The creation of new designations for Heathen Practice

Disagreements in American circles about appropriate Heathen practice gave rise to new religious designations such as ‘Vanatru’, ‘Rökkatru’, ‘Thursatru’, ‘Lokean’, and others.


The Asatru Folk Assembly

Stephen McNallen uses Else Christensen’s notes to build the present-day Asatru Folk Assembly.

The New Millennium


Ásatrúarfélagið releases a statement against racially-motivated Asatru

The Icelandic hof releases a public statement denouncing the use of Asatru for any racial agenda:

“We strongly oppose any attempt by individuals to use their association with the Ásatrúarfélagið of Iceland to promote attitudes, ideologies and practices rejected by the leadership of the Ásatrúarfélagið. We particularly reject the use of Ásatrú as a justification for supremacy ideology, militarism and animal sacrifice. It should also be known that visitors have no authority to speak on our behalf. There is no advisor to the Ásatrúarfélagið and there is no spokesman other than our allsherjargoði. We respectfully request that visitors not claim any such authority based on their association with us.”


The Release of Declaration 127

Huginn’s Heathen Hof publishes Declaration 127, a public denouncement of the Asatru Folk Assembly. This statement has been signed by many individuals, kindreds, organizations since its initial release.


‘Asatru’ is recognized as a religious designation by the US Military

The Open Halls Project fought for the recognition of Heathenry in the US Military for several years before the request was granted.


“Unite the Right” Rally, Charlottesville

The white supremacist “Unite the Right” rally took place on August 11-12 in Charlottesville, Virginia. It was held in protest to the removal of Confederate statues and memorials from the area, and was attended by varying white nationalist groups, including the KKK. Norse pagan and Heathen symbols were featured prominently during this event.

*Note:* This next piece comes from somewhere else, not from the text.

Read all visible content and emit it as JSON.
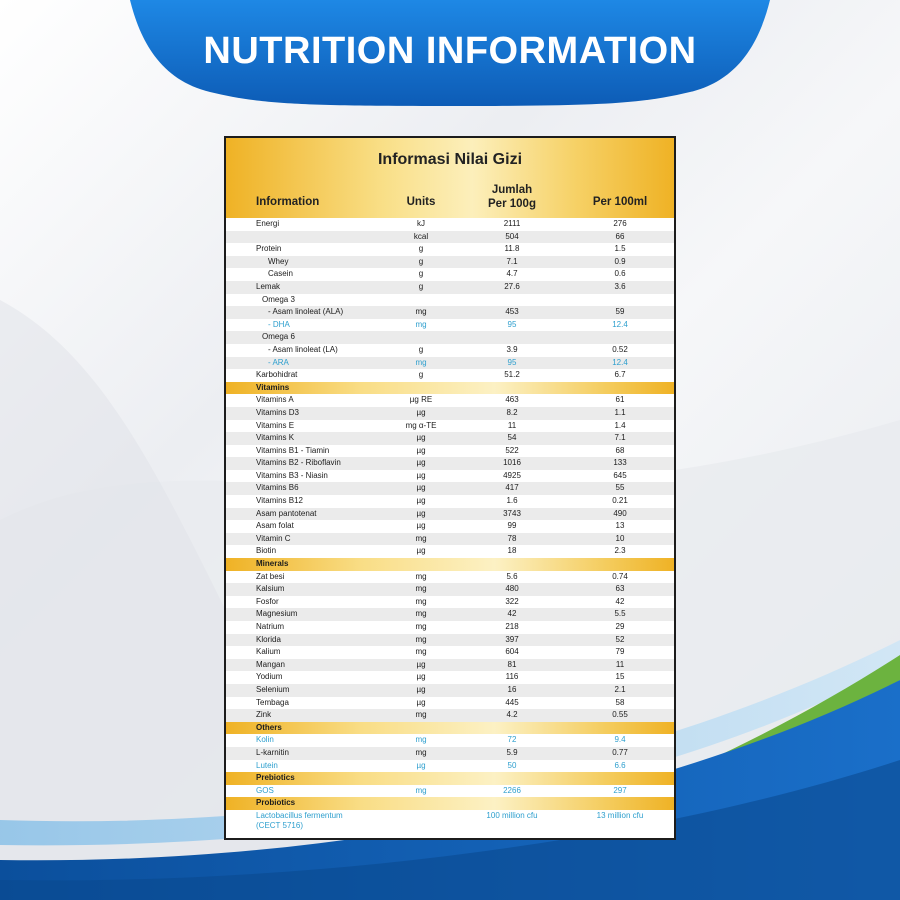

The SPLC designates the Asatru Folk Assembly as a Hate Group

The Southern Poverty Law Center designates the Asatru Folk Assembly as a Neo-Völkisch hate-group along with other Folkish and Odinist groups.


Insurrection at the US Capitol

The insurrection at the US Capitol took place on January 6, 2021 in an effort to overturn the 2020 presidential election results. The violence resulted in the breach of the Capitol building and the deaths of multiple people. The rioters consisted of Trump supporters, members of the alt-right, and white nationalists. Amongst them was the QAnon Shaman, a Christian Q-Anon conspirator who became the focus of attention in American Heathen communities due to his large mjolnir, Yggdrasil, and valknut tattoos. Many American Heathen organizations released official statements condemning the insurrection.

The assault on the Capitol triggered a mass-takedown of white supremacist groups and pages on all major social media platforms.